- Film poster
- Directed by: Marco Bellocchio
- Written by: Marco Bellocchio Veronica Raimo Stefano Rulli
- Produced by: Riccardo Tozzi Giovanni Stabilini Marco Chimenz Fabio Conversi (co-producer) Fabio Massimo Cacciatori (executive producer) Franco Bevione (executive producer)
- Starring: Toni Servillo; Isabelle Huppert; Alba Rohrwacher; Michele Riondino; Maya Sansa; Pier Giorgio Bellocchio; Gianmarco Tognazzi; Fabrizio Falco; Brenno Placido; Roberto Herlitzka;
- Cinematography: Daniele Ciprì
- Edited by: Francesca Calvelli
- Music by: Carlo Crivelli
- Release dates: 5 September 2012 (Venice); 6 September 2012 (Italy);
- Running time: 115 minutes
- Countries: Italy France
- Language: Italian

= Dormant Beauty =

2012 film

Dormant Beauty (Bella addormentata) is a 2012 Italian drama film directed by Marco Bellocchio and starring Toni Servillo and Isabelle Huppert. The film was selected to compete for the Golden Lion at the 69th Venice International Film Festival. For this film Maya Sansa won the David di Donatello for Best Supporting Actress.

==Plot==
The film revolves around the true story of Eluana Englaro, a girl felt into an irreversible coma in 1992 following a car accident and deemed incurable. After long years of struggle, her parents opted to euthanize her, asking the authorization to the competent authority and obtaining it in 2009. The Catholic Church and some political parties during the Berlusconi IV Cabinet ruthlessly attacked them. Eluana is never shown in the film, but images of television programs and newspapers mentioning her case are constantly in the background reminding the audience about her presence.
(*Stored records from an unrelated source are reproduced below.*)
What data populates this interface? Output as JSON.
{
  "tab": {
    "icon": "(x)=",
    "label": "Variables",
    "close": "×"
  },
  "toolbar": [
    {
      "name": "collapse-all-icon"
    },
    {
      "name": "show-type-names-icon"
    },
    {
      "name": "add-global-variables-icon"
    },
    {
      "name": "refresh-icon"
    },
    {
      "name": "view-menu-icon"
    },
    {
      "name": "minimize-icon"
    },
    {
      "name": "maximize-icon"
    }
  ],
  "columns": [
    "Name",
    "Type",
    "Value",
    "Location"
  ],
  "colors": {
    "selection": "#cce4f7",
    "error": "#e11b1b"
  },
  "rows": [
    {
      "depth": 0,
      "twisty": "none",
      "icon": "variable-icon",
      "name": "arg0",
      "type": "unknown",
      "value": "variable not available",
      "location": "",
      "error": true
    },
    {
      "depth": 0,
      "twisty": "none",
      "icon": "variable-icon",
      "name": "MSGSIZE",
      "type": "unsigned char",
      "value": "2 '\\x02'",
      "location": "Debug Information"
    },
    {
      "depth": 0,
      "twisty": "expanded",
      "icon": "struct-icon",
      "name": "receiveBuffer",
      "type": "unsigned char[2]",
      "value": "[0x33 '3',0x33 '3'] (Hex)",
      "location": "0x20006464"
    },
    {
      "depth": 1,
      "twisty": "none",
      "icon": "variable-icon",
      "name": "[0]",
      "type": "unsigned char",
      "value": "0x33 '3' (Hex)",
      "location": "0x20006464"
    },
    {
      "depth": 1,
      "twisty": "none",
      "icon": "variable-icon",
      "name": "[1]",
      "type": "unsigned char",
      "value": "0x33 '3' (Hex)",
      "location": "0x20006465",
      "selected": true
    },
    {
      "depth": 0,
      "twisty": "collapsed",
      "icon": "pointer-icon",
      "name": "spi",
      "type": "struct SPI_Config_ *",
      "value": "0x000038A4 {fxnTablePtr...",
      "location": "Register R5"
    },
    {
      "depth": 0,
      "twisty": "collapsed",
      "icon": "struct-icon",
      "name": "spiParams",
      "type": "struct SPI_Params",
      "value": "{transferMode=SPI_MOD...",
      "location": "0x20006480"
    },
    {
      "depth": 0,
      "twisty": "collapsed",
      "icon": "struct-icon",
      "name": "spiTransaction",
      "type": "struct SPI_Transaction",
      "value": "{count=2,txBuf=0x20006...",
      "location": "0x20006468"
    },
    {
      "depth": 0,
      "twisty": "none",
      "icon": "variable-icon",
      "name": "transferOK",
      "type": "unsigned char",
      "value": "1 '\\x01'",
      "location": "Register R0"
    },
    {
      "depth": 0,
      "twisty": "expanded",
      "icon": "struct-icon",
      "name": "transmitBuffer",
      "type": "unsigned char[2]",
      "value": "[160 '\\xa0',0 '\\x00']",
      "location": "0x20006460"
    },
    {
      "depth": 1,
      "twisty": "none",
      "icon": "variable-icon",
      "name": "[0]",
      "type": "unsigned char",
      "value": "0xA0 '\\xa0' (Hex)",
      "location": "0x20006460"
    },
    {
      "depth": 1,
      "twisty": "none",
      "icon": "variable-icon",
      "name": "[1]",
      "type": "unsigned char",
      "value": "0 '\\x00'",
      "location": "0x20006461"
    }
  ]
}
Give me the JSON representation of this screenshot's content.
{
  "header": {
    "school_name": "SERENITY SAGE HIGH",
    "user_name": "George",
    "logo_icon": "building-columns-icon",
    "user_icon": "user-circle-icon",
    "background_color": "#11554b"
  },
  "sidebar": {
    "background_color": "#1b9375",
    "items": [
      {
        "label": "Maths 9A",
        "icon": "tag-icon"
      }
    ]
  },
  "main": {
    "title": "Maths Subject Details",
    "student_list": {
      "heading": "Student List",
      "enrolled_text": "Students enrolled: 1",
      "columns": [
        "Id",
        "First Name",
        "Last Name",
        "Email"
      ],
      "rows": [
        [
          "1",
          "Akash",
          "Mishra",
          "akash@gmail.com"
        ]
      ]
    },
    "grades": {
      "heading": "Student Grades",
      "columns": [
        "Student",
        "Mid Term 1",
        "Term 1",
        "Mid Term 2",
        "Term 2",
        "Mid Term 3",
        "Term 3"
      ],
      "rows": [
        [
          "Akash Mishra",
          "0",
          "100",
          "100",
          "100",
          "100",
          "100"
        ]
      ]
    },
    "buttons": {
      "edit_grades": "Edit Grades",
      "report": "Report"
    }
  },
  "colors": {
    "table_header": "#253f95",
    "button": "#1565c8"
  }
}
The plot features several stories chained to themselves and to the themes of life and death. Uliano is a Member of the Parliament elected for Forza Italia who refuses to align himself with the party and plans to vote against a bill that will make euthanasia illegal; his daughter Maria joins an anti-euthanasia Christian prayer group in front of Eluana's hospital, but then she falls in love with Roberto, an activist for the opposite pro-euthanasia group whose brother Pipino has bipolar disorder. A great French actress referred as the "Divine Mother" is married to an Italian actor, but since when their daughter Rosa has felt into a coma she stopped caring about her husband, son and work, spending her whole time praying for her health. Rossa is a young woman addicted to heroin with suicidal tendencies saved and eventually persuaded to live by Pallido, a doctor who felt in love with her.

==Cast==
- Toni Servillo as Uliano Beffardi
- Alba Rohrwacher as Maria
- Isabelle Huppert as Divina Madre
- Maya Sansa as Rossa
- Michele Riondino as Roberto
- Gianmarco Tognazzi as Divina Madre's husband
- Roberto Herlitzka as Psychiatrist senator

==Reception==
===Critical response===
Dormant Beauty has an approval rating of 81% on review aggregator website Rotten Tomatoes, based on 26 reviews, and an average rating of 6.8/10. The website's critical consensus states: "As complex and compelling a work as its ripped-from-the-headlines storyline deserves, Dormant Beauty serves as a delightfully thorny testament to director Marco Bellocchio and his talented cast". Metacritic assigned the film a weighted average score of 72 out of 100, based on 12 critics, indicating "generally favorable reviews".

===Awards and nominations===
- Brian Award at the 69th Venice International Film Festival.